1. Pancasila sebagai sistem nilai mempunyai bentuk yang mempunyai ciri-ciri sebagai
berikut: a) Merupakan kesatuan yang utuh; b) Setiap unsur pembentuk Pancasila
merupakan unsur mutlak yang membentuk kesatuan; c) Sebagai satu kesatuan yang
mutlak, tidak dapat ditambah atau dikurangi.

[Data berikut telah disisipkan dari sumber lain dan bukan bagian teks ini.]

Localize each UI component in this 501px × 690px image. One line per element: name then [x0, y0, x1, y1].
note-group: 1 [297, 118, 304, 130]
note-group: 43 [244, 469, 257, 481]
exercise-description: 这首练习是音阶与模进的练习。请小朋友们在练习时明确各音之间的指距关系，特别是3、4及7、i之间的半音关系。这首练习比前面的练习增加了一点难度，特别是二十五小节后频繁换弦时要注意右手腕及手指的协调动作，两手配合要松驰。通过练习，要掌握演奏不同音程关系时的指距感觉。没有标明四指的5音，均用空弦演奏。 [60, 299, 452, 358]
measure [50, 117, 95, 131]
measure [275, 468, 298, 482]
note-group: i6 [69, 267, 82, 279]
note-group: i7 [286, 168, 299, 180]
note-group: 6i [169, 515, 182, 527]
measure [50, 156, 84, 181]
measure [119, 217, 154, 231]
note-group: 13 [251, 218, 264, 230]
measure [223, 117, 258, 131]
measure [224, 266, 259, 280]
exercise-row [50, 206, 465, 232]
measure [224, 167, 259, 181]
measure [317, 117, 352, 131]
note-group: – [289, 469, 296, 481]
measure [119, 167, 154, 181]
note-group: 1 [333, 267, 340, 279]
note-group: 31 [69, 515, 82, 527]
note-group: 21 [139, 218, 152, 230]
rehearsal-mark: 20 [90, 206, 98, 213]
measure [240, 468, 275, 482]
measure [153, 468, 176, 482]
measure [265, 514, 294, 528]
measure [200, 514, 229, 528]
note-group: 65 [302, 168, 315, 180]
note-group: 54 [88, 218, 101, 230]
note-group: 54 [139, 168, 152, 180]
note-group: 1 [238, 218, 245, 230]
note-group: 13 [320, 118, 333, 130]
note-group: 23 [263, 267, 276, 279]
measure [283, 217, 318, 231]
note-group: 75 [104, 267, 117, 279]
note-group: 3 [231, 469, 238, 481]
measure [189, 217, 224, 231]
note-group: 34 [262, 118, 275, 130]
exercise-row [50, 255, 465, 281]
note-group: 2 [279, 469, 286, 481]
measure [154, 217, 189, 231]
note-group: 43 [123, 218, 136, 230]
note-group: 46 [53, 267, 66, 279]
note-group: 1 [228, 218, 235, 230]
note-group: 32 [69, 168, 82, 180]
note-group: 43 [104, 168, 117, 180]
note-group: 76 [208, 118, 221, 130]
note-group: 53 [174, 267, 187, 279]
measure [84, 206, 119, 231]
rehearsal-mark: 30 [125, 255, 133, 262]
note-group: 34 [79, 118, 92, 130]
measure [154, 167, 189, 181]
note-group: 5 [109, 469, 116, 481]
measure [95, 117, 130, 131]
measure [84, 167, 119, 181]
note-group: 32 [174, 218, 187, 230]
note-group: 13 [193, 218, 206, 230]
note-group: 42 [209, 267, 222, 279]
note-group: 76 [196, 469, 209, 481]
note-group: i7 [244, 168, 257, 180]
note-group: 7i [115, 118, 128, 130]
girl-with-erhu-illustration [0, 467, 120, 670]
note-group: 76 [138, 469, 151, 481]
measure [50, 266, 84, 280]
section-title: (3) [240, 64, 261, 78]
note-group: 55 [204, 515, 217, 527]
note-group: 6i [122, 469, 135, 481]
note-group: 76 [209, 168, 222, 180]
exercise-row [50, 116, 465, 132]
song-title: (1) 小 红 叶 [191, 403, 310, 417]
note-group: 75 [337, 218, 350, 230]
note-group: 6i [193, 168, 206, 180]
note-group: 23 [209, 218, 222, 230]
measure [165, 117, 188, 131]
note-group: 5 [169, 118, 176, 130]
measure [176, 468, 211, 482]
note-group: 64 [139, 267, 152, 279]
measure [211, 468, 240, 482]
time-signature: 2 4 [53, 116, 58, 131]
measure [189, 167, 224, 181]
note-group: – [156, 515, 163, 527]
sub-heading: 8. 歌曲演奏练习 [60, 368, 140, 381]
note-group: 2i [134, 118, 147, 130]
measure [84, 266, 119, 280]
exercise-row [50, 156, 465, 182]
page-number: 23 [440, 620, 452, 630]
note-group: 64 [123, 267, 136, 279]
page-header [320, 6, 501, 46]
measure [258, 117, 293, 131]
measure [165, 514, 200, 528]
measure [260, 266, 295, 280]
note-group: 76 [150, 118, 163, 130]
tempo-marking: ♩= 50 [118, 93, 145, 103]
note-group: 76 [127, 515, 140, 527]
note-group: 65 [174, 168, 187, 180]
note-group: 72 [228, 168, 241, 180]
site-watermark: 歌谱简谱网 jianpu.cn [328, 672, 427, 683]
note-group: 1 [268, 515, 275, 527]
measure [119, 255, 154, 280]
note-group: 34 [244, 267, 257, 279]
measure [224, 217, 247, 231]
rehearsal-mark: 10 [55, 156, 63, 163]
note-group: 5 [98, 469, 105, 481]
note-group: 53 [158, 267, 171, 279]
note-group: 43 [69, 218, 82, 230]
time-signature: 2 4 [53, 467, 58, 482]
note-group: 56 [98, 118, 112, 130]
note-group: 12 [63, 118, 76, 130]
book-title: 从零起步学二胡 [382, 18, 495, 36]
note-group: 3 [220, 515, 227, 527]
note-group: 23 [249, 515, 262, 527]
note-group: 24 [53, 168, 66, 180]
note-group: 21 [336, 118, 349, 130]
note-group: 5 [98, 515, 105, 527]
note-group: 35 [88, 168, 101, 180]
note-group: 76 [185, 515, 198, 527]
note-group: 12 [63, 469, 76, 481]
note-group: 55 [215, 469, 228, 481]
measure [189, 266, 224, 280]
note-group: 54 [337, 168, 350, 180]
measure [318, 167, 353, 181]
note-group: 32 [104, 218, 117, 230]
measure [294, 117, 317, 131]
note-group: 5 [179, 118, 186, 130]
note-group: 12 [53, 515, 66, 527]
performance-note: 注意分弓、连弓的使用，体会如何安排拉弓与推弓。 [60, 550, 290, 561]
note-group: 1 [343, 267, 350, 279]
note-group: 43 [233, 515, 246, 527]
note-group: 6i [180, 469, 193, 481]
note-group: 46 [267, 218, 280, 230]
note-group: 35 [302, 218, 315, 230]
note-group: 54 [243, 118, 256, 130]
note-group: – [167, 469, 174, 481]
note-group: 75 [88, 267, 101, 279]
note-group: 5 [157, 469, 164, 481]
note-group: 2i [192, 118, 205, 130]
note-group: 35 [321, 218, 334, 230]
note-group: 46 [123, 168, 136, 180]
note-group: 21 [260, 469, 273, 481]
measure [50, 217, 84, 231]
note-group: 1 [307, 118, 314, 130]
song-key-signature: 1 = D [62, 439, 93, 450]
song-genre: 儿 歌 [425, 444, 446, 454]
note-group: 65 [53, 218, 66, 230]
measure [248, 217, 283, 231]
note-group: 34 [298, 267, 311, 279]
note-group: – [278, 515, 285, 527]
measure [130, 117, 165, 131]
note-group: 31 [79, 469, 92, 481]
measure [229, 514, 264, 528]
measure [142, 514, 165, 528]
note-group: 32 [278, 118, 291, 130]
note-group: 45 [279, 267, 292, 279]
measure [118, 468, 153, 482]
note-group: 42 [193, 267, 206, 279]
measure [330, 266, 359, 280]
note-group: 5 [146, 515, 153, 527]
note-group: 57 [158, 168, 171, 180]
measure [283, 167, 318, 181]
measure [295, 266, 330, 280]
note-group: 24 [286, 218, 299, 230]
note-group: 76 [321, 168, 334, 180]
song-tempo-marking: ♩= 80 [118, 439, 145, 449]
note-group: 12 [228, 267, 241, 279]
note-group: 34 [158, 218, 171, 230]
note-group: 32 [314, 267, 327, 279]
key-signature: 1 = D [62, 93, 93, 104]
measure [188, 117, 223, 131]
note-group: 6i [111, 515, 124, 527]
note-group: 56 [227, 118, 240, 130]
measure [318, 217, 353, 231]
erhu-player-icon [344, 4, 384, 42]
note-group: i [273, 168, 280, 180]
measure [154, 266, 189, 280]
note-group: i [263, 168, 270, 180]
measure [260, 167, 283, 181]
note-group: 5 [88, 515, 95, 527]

2. Pancasila sebagai suatu sistem nilai disusun berdasarkan urutan logis keberadaan
unsur-unsurnya.
3. Susunan sila-sila pancasila merupakan kesatuan yang organis, satu sama lain
membentuk suatu sistem yang disebut dengan istilah majemuk tunggal
(Notonagoro). Majemuk tunggal artinya Pancasila terdiri dari 5 sila tetapi merupakan
satu kesatuan yang berdiri sendiri secara utuh. Selanjutnya, Notonagoro berpendapat
bahwa bentuk dan susunan Pancasila seperti tersebut di atas adalah hierarkis-
piramidal.

4. Pancasila sebagai satu kesatuan sistem nilai, juga membawa implikasi bahwa antara
sila yang satu dengan sila yang lain saling mengkualifikasi. Hal ini berarti bahwa
antara sila yang satu dengan yang lain, saling memberi kualitas, memberi bobot isi.

5. Masih terbuka bahan dialog dan kajian kritis terhadap Pancasila, sehingga diperoleh
interpretasi baru untuk memperoleh makna terdalam dari sila-sila Pancasila. Artinya,
Pancasila sebagai dasar falsafah negara tidak boleh menjadi ideologi yang beku
sehingga seluruh komponen bangsa, terutama mahasiswa sebagai calon pemimpin
bangsa dan intelektual muda dapat memberikan ide-ide baru dan kreatif untuk
merevitalisasi Pancasila dalam realitas kehidupan berbangsa di era global

E. Daftar Pustaka
Kaelan, 2005. Pancasila. Yogyakarta: Penerbit Paradigma.
Notonagoro.1987. Pancasila secara Ilmiah Populer. Jakarta: Pantjuran Tujuh.
Undang-Undang R.I Nomor 20 Tahun 2003 tentang Sistem Pendidikan Nasional.